The fortress was thus the culmination of a guerrilla system extending over the whole boulder.
The Saint Leo fortress thus assumed such an emblematic meaning that Bembo had called it "a very strong propugnacle and admirable warfare", admirable meeting point of encounter between nature and art.
In 1502, Cesare Borgia, supported by Pope Alexander VI, managed to capture the fortress. However, at the death of the Pope (1503), Guidobaldo da Montefeltro returned to possession of his domains until 1516, when Florentine troops headed by Antonio Ricasoli, backed by the papal court by Leo X de' Medici, entered the city and capitulated the fortress.
Della Rovere resumed San Leo in 1527 and held it until the devolution of the Duchy of Urbino to the direct domination of the Pontifical State in 1631.
Since 1631 the fort was adapted into a prison in whose close cells, obtained from the original military housing, were imprisoned the Risorgimento patriots of which the most celebrated was Felice Orsini and free thinkers such as Cagliostro from Palermo. We can assure you that visiting this place will stir up mixed, unified emotions, however, from an underlying charm!
Even after the unity of Italy, the fortress continued to serve as prison until 1906.
At present, the Rocca, cleansed from the nineteenth-century superstructures changed its elegant renaissance lines and returned to its architectural splendor making it one of the most celebrated testimonies of military art, in a frame of history and art among the most beautiful of Italy.
Landscapes that inspired renaissance painters such as Piero della Francesca, Raffaello, Leonardo da Vinci are hidden within the hills of Montefeltro.
Still today, San Leo, especially in its most interior, offers a unique dive in the splendor of its landscape.
Right between the peaks and the limestone cliffs of Valmarecchia, and the gentle hills of the valley of Metauro, which have been crafted the masterpieces of Piero della Francesca and other great artists. A land that still today is a masterpiece of natural landscapes, almost intact.
Conservation of the forms and profiles of a territory is one of the key elements for identifying a historical landscape, a "place of art".
Now, the Montefeltro has become a fortunate heir to a landscape not only extraordinarily beautiful but above all an immense cultural heritage.

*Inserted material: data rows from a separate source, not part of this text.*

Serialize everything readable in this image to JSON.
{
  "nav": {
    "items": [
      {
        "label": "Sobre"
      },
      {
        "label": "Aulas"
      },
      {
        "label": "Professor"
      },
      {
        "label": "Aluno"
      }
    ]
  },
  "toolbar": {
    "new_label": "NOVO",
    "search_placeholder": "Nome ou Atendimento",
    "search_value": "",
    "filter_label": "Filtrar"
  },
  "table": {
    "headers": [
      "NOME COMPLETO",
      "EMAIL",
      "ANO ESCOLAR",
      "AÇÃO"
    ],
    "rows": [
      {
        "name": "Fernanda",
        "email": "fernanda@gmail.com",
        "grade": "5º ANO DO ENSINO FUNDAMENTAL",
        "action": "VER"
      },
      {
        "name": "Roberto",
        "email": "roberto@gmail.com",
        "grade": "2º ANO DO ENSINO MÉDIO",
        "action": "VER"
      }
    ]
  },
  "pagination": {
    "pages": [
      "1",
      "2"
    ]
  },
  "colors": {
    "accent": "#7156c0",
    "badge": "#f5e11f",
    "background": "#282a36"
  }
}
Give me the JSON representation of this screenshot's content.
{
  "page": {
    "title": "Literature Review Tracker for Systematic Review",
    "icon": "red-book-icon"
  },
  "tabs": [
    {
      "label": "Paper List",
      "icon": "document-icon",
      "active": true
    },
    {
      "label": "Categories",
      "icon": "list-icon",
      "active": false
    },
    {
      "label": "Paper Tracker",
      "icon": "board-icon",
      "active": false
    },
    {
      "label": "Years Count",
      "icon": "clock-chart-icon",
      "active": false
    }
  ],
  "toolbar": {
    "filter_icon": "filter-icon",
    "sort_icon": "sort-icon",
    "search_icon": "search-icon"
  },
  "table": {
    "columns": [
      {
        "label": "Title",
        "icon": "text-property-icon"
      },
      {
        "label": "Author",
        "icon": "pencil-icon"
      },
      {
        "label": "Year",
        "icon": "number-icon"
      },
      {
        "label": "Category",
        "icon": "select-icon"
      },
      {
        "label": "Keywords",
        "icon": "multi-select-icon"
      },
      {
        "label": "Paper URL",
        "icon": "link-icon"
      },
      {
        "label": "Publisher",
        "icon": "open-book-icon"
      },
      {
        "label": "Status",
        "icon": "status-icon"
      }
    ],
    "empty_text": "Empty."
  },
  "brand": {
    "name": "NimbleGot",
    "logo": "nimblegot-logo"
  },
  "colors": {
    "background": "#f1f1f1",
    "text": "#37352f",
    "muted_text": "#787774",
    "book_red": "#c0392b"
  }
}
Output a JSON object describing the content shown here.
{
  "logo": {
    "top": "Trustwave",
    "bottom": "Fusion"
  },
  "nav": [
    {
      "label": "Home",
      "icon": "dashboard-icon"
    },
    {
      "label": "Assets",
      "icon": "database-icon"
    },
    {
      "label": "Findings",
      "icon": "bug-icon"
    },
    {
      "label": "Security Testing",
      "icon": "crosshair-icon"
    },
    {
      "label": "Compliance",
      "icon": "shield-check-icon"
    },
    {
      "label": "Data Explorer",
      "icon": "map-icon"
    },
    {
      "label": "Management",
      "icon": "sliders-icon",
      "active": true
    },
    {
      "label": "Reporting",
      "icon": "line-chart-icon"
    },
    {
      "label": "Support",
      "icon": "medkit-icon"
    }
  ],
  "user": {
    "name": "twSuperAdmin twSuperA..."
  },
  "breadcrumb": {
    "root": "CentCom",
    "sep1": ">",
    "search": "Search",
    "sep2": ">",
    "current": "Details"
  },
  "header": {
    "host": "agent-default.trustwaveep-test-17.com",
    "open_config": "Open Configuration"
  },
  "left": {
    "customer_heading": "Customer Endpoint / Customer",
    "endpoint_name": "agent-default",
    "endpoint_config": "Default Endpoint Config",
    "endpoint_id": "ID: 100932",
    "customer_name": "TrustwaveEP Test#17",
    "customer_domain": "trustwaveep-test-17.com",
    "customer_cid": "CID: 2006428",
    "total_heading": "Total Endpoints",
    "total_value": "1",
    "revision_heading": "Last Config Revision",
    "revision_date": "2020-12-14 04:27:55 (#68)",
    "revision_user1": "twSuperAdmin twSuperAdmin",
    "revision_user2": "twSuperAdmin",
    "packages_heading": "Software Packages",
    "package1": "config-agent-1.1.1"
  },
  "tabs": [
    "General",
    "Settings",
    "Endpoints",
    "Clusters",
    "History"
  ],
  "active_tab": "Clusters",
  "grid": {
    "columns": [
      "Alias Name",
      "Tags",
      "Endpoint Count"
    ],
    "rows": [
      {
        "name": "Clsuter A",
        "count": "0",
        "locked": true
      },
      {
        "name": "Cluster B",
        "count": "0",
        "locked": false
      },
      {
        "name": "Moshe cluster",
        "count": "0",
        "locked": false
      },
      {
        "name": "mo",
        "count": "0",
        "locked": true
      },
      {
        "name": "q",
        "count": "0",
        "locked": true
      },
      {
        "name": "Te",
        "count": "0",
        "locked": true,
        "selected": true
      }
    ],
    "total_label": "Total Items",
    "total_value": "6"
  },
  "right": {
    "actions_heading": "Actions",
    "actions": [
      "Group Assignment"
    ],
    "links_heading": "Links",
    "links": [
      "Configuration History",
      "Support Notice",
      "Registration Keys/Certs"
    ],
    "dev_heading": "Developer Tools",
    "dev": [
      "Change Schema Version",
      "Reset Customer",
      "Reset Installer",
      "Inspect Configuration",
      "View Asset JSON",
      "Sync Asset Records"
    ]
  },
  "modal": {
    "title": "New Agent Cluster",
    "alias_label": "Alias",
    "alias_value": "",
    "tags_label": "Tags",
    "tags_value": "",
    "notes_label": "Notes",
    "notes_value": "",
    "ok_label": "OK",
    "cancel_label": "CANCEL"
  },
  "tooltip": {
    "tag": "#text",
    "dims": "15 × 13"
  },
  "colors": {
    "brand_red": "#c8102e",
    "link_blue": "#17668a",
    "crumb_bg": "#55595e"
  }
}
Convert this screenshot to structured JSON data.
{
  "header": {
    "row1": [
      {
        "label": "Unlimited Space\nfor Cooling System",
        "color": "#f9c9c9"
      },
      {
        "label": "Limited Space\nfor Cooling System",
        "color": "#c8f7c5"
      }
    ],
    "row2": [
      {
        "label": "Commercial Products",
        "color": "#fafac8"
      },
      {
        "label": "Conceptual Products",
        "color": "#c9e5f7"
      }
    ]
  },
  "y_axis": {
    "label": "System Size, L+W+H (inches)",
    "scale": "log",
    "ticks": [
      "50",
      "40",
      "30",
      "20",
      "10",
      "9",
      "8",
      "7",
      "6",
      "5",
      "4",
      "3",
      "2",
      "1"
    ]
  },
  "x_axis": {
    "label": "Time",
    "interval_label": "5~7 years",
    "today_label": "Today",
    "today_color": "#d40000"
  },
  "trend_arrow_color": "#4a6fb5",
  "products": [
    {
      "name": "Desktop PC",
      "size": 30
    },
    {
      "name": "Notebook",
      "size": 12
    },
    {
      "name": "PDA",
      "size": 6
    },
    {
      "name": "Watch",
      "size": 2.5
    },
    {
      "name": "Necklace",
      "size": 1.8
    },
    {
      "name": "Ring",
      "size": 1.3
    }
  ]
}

After being immersed in art, history, landscapes and culture, we greet this splendid medieval village.
Arrived on a huge rocky plain around the corner, this delightful little town managed to impress us with all its charm, we must not forget that San Leo hosted Dante and St. Francis of Assisi.
The wonderful panorama that we have admired from San Leo is one of the most beautiful and typical of the area, the view spans the surrounding mountains by crossing the Marecchia valley to reach the sea.
Let’s walk through the road cut into the rock that leads to San Leo to address our greeting to this wonderful hamlet!